Americans are keen supporters of higher education and Washington has traditionally generously concurred. But, in the 2020 presidential Democratic primary, several prominent potential nominees have endorsed once-unimaginable levels of government aid for college students. Elizabeth Warren, for example, recently announced that if elected she would spend $1.5 trillion (raised by higher taxes on the very rich) to eliminate up to $50,000 in student loan debt for those in household with incomes below $100,000 with smaller cancellations for households earning less than $250,000. Her plan would also abolish tuition at all public colleges while offering government grants for non-tuition expenses. Meanwhile, a $50 billion fund would help financially struggling historically black colleges and universities (HBCU).


Some 42 million Americans would benefit, especially 75% of those with federal government-funded college debt. Washington would also encourage non-government debtholders to further eliminate student debt. What's more, her plan would require an "annual equity audit" to ensure that low-income and students of color were proportionately represented in both admission and graduation.


Warren's plan ostensibly helps poorer students and minorities climb up the economic ladder into well-paying middle-class jobs, but left unsaid is that college professors and administrators would appear to be even greater beneficiaries. After all, cancelling student debt and free tuition at public colleges may help millions of American youngsters obtain diplomas and be debt-free, but the parchment hardly guarantees a good job. By contrast, opening the floodgates to BA seekers via government subsidies will, it would seem, create yet more academic jobs.


Alas, matters are more complicated and though Warren's plan (and others like it) is unlikely to come into being, it is worthwhile to ask if such huge subsidies have any merit. As we shall see, over and above possibly squandering the $1.5 trillion, her plan may produce the opposite of what it intends, namely it will bring widespread unemployment among many college professors and administrators. As the old saying goes, be careful what you wish for, and this certainly applies to academics.

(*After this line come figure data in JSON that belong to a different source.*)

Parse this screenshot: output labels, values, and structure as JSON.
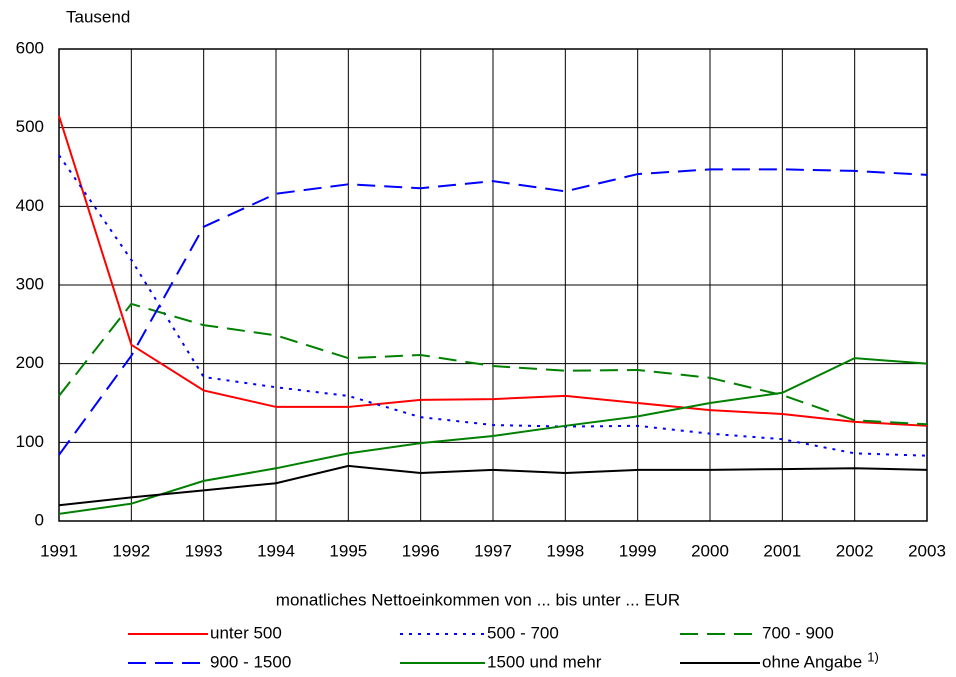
{
  "chart_data": {
    "type": "line",
    "ylabel": "Tausend",
    "legend_title": "monatliches Nettoeinkommen von ... bis unter ... EUR",
    "x": [
      1991,
      1992,
      1993,
      1994,
      1995,
      1996,
      1997,
      1998,
      1999,
      2000,
      2001,
      2002,
      2003
    ],
    "xlim": [
      1991,
      2003
    ],
    "xticks": [
      1991,
      1992,
      1993,
      1994,
      1995,
      1996,
      1997,
      1998,
      1999,
      2000,
      2001,
      2002,
      2003
    ],
    "ylim": [
      0,
      600
    ],
    "yticks": [
      0,
      100,
      200,
      300,
      400,
      500,
      600
    ],
    "grid": true,
    "legend": "bottom",
    "series": [
      {
        "name": "unter 500",
        "color": "#ff0000",
        "style": "solid",
        "values": [
          515,
          224,
          166,
          145,
          145,
          154,
          155,
          159,
          150,
          141,
          136,
          126,
          121
        ]
      },
      {
        "name": "500 - 700",
        "color": "#0000ff",
        "style": "dotted",
        "values": [
          465,
          332,
          183,
          170,
          159,
          132,
          122,
          120,
          121,
          111,
          104,
          86,
          83
        ]
      },
      {
        "name": "700 - 900",
        "color": "#008000",
        "style": "dashed",
        "values": [
          159,
          276,
          249,
          236,
          207,
          211,
          197,
          191,
          192,
          182,
          160,
          128,
          123
        ]
      },
      {
        "name": "900 - 1500",
        "color": "#0000ff",
        "style": "dashed",
        "values": [
          84,
          210,
          374,
          416,
          428,
          423,
          432,
          419,
          441,
          447,
          447,
          445,
          440
        ]
      },
      {
        "name": "1500 und mehr",
        "color": "#008000",
        "style": "solid",
        "values": [
          9,
          22,
          51,
          67,
          86,
          99,
          108,
          121,
          133,
          150,
          163,
          207,
          200
        ]
      },
      {
        "name": "ohne Angabe",
        "note": "1)",
        "color": "#000000",
        "style": "solid",
        "values": [
          20,
          30,
          39,
          48,
          70,
          61,
          65,
          61,
          65,
          65,
          66,
          67,
          65
        ]
      }
    ]
  }
}
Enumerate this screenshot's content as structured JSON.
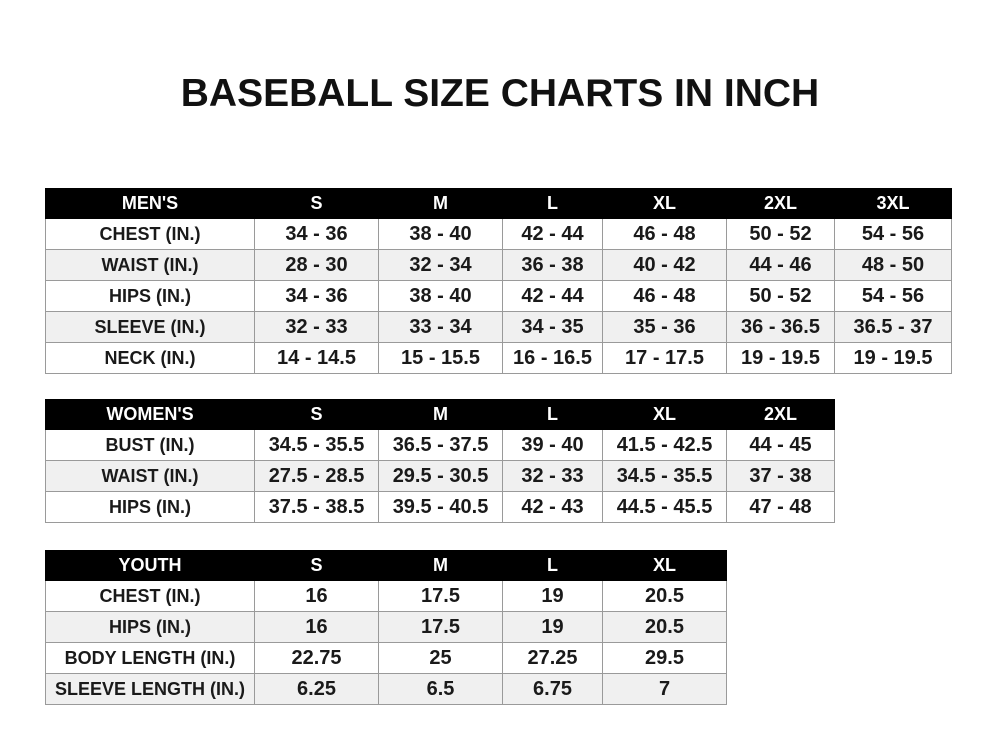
{
  "title": "BASEBALL SIZE CHARTS IN INCH",
  "tables": [
    {
      "id": "mens",
      "header": [
        "MEN'S",
        "S",
        "M",
        "L",
        "XL",
        "2XL",
        "3XL"
      ],
      "rows": [
        [
          "CHEST (IN.)",
          "34 - 36",
          "38 - 40",
          "42 - 44",
          "46 - 48",
          "50 - 52",
          "54 - 56"
        ],
        [
          "WAIST (IN.)",
          "28 - 30",
          "32 - 34",
          "36 - 38",
          "40 - 42",
          "44 - 46",
          "48 - 50"
        ],
        [
          "HIPS (IN.)",
          "34 - 36",
          "38 - 40",
          "42 - 44",
          "46 - 48",
          "50 - 52",
          "54 - 56"
        ],
        [
          "SLEEVE (IN.)",
          "32 - 33",
          "33 - 34",
          "34 - 35",
          "35 - 36",
          "36 - 36.5",
          "36.5 - 37"
        ],
        [
          "NECK (IN.)",
          "14 - 14.5",
          "15 - 15.5",
          "16 - 16.5",
          "17 - 17.5",
          "19 - 19.5",
          "19 - 19.5"
        ]
      ]
    },
    {
      "id": "womens",
      "header": [
        "WOMEN'S",
        "S",
        "M",
        "L",
        "XL",
        "2XL"
      ],
      "rows": [
        [
          "BUST (IN.)",
          "34.5 - 35.5",
          "36.5 - 37.5",
          "39 - 40",
          "41.5 - 42.5",
          "44 - 45"
        ],
        [
          "WAIST (IN.)",
          "27.5 - 28.5",
          "29.5 - 30.5",
          "32 - 33",
          "34.5 - 35.5",
          "37 - 38"
        ],
        [
          "HIPS (IN.)",
          "37.5 - 38.5",
          "39.5 - 40.5",
          "42 - 43",
          "44.5 - 45.5",
          "47 - 48"
        ]
      ]
    },
    {
      "id": "youth",
      "header": [
        "YOUTH",
        "S",
        "M",
        "L",
        "XL"
      ],
      "rows": [
        [
          "CHEST (IN.)",
          "16",
          "17.5",
          "19",
          "20.5"
        ],
        [
          "HIPS (IN.)",
          "16",
          "17.5",
          "19",
          "20.5"
        ],
        [
          "BODY LENGTH (IN.)",
          "22.75",
          "25",
          "27.25",
          "29.5"
        ],
        [
          "SLEEVE LENGTH (IN.)",
          "6.25",
          "6.5",
          "6.75",
          "7"
        ]
      ]
    }
  ]
}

What Warren, Sanders and other progressives offer is politically predictable: college professors and administrations are among the most loyal Democratic voting blocs, and going one step further, they have long labored to indoctrinate American youngsters to embrace the hyper-expansive government ideology dominating today's Democratic Party. On its face, free tuition to boost enrollments is a wonderful quid pro quo, a generous "Thank You" from Congress to the professorate.


Moreover, this payback (if it ever came to pass) would be arriving in the nick of time. Yes, many tenured faculty, particularly at elite schools, enjoy job security, but contrary to popular stereotypes, being a college professor or administrator is no longer the safe, guaranteed-for-life cushy job it once was.